One more guess about what might come up in the public comments sessions of the upcoming Regents meetings: .  Prior posts have suggested that opposition to the new student regent nomination and, perhaps, the usual demands that the Regents fire President Napolitano might well come up.  To those topics, we might add fossil fuel divestment which is not on the official agenda while a committee studies the issue. 

The Contra Costa Times runs an article about a sculpture attacking what the artist sees as the pro-fracking stances of Gov. Brown and Lt. Gov. Newsom (and maybe Brown's dog Sutter in the lower right hand corner).

An El Dorado Hills artist who has a sort of personal history with Gov. Jerry Brown has once again immortalized him in sculpture – this time, taking him to task for letting oil and gas “fracking” proceed in the Golden State.  Laura Harling’s “Happy Fracking Day” sculpture won an Award of Merit in fine art at the California State Fair, where it’s on display...

Harling... worked way back in the day as a state janitor tasked with cleaning a much younger Gov.
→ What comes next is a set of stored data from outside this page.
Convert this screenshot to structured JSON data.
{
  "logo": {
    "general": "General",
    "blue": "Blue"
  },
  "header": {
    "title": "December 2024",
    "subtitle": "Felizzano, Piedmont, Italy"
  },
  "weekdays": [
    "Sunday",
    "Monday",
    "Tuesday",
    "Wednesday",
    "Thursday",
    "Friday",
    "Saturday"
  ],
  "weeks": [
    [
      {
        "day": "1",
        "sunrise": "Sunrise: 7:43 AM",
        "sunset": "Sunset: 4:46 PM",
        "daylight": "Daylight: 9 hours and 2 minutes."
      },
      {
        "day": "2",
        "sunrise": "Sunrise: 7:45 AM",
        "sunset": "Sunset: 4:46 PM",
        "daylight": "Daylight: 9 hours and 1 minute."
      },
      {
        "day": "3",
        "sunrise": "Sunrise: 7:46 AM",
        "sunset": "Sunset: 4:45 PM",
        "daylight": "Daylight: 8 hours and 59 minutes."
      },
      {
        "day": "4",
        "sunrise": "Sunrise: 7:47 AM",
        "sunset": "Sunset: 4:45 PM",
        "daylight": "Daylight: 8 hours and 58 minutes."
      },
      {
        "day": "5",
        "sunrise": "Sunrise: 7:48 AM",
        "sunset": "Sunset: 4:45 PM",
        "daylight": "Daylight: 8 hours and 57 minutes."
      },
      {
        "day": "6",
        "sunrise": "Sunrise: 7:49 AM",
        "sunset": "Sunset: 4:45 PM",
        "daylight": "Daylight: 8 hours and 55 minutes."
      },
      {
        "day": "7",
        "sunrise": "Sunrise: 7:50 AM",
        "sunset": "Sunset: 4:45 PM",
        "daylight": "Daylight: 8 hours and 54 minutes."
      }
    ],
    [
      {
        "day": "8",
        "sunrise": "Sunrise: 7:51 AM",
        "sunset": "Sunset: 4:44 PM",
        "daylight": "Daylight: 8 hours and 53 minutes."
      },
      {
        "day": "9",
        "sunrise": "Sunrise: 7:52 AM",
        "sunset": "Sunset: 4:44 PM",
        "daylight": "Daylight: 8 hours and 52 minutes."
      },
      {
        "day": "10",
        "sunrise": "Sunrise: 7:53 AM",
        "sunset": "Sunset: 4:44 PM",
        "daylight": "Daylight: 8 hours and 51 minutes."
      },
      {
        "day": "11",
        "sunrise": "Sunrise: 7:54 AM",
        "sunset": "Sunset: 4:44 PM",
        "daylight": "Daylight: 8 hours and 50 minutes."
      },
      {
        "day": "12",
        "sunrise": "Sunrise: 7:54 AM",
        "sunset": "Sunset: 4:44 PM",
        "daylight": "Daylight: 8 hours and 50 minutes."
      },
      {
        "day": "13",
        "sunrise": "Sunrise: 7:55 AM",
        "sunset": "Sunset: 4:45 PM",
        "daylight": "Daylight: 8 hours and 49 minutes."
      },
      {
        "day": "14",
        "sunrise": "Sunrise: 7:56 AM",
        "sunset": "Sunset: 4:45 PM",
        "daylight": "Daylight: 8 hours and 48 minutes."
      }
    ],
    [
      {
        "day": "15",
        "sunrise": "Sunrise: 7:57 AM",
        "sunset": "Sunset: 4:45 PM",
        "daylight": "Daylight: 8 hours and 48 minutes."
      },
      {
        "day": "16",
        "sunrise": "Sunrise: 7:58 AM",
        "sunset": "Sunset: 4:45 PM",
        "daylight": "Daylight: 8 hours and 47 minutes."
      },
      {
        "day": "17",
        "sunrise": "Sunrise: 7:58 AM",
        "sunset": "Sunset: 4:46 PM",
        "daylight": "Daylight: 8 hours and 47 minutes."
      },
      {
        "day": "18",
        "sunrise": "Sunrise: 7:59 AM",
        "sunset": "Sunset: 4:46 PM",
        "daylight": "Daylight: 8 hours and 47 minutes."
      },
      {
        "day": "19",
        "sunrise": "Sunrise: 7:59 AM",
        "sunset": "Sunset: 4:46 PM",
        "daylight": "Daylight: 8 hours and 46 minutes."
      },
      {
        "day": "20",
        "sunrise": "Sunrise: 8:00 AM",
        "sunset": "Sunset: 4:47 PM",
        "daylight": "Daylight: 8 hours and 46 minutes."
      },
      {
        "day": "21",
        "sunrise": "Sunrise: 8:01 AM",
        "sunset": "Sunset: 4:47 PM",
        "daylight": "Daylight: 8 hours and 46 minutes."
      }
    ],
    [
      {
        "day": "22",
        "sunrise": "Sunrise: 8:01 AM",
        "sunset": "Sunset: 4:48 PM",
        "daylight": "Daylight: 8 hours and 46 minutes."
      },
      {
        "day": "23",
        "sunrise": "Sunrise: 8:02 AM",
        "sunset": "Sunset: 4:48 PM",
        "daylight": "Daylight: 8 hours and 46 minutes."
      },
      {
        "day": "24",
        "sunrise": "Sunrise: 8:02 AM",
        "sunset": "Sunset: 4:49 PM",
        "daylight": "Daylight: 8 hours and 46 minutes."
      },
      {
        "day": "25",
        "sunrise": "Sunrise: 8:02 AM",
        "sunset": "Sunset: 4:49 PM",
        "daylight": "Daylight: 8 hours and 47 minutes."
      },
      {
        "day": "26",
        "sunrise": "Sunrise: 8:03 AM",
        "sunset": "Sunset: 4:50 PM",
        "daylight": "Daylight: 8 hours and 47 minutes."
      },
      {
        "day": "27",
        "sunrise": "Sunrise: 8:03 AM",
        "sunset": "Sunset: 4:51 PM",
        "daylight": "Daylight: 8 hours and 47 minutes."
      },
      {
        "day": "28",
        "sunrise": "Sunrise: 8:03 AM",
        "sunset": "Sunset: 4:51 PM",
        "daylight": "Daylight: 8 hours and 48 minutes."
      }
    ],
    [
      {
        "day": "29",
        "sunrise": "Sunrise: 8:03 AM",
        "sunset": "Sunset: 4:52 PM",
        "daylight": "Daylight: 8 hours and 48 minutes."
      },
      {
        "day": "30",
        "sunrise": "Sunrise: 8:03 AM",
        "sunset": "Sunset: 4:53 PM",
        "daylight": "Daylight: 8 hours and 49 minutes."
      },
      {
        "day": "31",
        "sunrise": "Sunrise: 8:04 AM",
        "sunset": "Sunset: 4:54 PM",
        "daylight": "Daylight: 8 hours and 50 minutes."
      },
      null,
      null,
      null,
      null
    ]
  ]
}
Jerry Brown’s apartment...

Full story at http://www.ibabuzz.com/politics/2014/07/14/happy-fracking-day-with-brown-newsom/

Brown mumbled something about maybe divesting from coal (like Stanford).  You don't see a lot of coal mines in California.  You do see a lot of oil wells, however, a source of potential tax revenue when Prop 30 expires and, maybe, the economy suffers a slowdown or worse.  California is in fact a major oil producing state.  Here are the top 4 states' production in thousands of barrels per day in 2013:

Texas      2555
N. Dakota   858
California  546
Alaska      515

Source: http://www.eia.gov/dnav/pet/pet_crd_crpdn_adc_mbblpd_a.htm

But while California is a major producer, production in the state has fallen roughly in half since the mid-1980s.  That downward trend is likely not something the governor - an ex officio regent with his hand on the UC budget lever - would want to see exacerbated.  The lt. governor is also an ex officio regent with an eye on running to succeed Brown four years from now.  Both officials tend to stay away from public comment sessions (for obvious reasons).